Editor: When I got home from vacation my C&P phone bill was waiting. Included in the bill was a note outlining the ''Universal Service Fee.'' This fee is to provide operators who will assist deaf customers to place a call. This service will cost each customer an additional 45 cents per month per line.
A little bit of quick arithmetic -- assuming there are 1,500,000 phone lines in Maryland, this new fee will generate $675,000 each month, or enough to pay for more than 200 operators at $3,000 per month, or 400 at $1,500 per month.
Where is the state, or the phone company, going to put all these people? How many deaf people will be able to use this system? The whole thing should simply have been listed as another tax.
Incidentally, this same service now being introduced in Florida will cost 5 cents per line per month.
Editor: It was at a public meeting with County Executive Roger B. Hayden on Feb. 11 that the question of part-time county employees and their compensation was raised. At that time my knowledge of the employment practices and benefits was limited compared to what is revealed in the coverage by Michael K. Burns' "39-hour workers help Balto. Co. meets its budget," The Sun, Aug. 19.
We know that Baltimore County government is in a tight budgetary squeeze and that the workers are fortunate to have jobs in this period of high unemployment and underemployment. But the problems cited in the article are systemic and accumulative.
What is revealed is only a tip of the iceberg. It is a part of the whole problem of fairness in county government employment practices. This particular problem relates to the gender and racially skewed pattern of county employment by departments and occupational distributions within departments. What patterns are revealed by the distribution of the part-time employees as compared with full-time employees?

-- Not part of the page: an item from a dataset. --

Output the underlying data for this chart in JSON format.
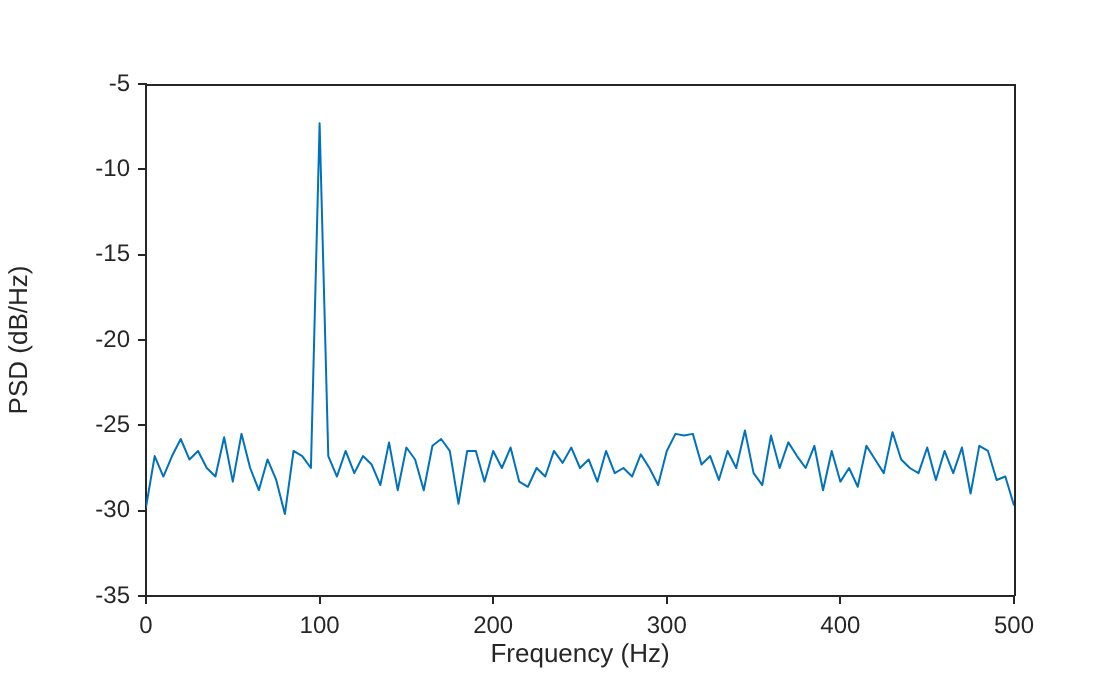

The county's relationship with part-time workers as described in The Sun's article can only be characterized as inconsistent, exploitative and discriminatory.

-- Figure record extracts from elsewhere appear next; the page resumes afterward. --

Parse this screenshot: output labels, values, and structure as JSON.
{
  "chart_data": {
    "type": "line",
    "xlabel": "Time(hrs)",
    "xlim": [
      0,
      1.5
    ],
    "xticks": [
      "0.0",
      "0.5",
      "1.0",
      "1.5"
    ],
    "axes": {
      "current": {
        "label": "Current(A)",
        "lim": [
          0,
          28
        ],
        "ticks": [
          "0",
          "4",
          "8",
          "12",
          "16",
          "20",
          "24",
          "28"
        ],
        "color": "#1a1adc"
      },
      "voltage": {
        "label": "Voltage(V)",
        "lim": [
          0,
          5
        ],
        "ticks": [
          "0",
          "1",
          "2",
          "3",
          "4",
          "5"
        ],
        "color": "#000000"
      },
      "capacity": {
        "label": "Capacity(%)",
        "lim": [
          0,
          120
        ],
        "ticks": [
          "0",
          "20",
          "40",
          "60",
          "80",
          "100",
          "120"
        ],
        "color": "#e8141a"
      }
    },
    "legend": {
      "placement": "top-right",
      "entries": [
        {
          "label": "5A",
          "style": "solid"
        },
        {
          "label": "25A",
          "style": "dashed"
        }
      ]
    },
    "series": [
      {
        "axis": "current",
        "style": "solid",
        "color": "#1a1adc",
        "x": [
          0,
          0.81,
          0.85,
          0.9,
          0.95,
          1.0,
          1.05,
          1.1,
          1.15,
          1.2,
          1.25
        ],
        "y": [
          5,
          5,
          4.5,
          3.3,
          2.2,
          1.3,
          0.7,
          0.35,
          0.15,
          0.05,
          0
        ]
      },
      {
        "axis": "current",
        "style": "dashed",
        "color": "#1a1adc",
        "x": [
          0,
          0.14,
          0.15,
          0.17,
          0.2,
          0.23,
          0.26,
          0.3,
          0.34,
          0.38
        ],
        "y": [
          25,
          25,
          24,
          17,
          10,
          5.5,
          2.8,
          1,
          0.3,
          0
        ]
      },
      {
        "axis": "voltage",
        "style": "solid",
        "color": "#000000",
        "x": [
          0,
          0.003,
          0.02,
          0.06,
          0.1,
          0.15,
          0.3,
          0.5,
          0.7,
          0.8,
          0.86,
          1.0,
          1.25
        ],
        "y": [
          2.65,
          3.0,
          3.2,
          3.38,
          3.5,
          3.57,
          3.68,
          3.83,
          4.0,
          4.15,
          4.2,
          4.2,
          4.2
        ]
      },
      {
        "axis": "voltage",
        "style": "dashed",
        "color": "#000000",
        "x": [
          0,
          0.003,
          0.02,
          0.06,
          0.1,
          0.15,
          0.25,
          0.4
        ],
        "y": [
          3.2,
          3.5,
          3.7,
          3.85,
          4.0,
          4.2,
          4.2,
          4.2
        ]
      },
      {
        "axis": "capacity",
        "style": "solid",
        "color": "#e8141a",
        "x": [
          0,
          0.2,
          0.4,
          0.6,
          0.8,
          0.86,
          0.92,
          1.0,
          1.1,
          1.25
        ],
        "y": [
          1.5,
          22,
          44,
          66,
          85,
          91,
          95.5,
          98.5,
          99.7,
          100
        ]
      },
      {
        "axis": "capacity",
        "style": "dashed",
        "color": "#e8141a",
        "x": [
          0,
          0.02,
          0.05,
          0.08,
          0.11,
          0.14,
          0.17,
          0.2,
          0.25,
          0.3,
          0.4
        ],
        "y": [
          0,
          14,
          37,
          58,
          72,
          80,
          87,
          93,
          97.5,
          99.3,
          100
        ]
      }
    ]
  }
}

It is urgently and strongly suggested that the Baltimore County Council and the county executive undertake a review, if not under way, of part-time employment, compensation and benefit structures. On the surface, I readily see a number of concerns that can be addressed without a strain on the budget. For example, inclusion of part-time workers in the grievance procedures, consistency in employment practices among county agencies, and consistency in job classification assignments.
In short, whatever the county's budgetary situation, this issue must be given attention and resolved. Satisfied workers are productive workers.
Herbert H. Lindsey.
Editor: ''Friendly fire.'' This oxymoron was used at least 15 times in a recent front-page article,
Who in the Pentagon coined this phrase? Does he really consider it an appropriate term for the death and injury we caused to our own troops? Does it make the facts a little less grim because the fire was ''friendly''? That even though they were casualties, they were not casualties of the enemy?
Surely there is a more appropriate way to define this most recent horror of that war.
Idell M. Purcell.
Editor: This is in reference to the Aug. 11 article on jaywalkers. I walk several miles a day in the University Parkway-Roland Park corridor. I have come to the conclusion that walk lights are a hazard; they lull the pedestrian into a false sense of security.
Cars turning right rarely give the pedestrian the right of way (as they do in Washington); at several corners, green lights give turning cars the right of way there by counteracting the walk signal of the crossing. Walk lights never allow time to cross a street, especially nowadays that cars keep going after the light turns red.
Crossing in the middle of the street sometimes is the safest solution. It gives the pedestrian a view of traffic moving in a straight line so that a break in the flow is free of the chance of a car coming around the corner at high speed.
Rhoda P. Steinman.
Bills in the Tale Don't Stack Up
Editor: In a letter published Aug. 10, a writer shows that the national debt, as a stack of $1 bills, would reach one-and-one-half times to the Moon.
Unfortunately, a previous Sun article, quoted in the letter, seems to have cited a "billion" as a numeral having 12 zeros, while the referenced letter equates "a billion dollars" to "the price of a modern-day bomber."
These statements are not correctly joined, because the 12-zero "billion" (i.e., a million-million) is the usage of Europe, while the U.S. "billion" is a thousand-million, or nine-zeros.
Never-mind how this happened; it is so. The confusion is enough that U.S. reporting of Europeans' data in their "billion" commonly clarifies their data as "in U.S. trillions," etc.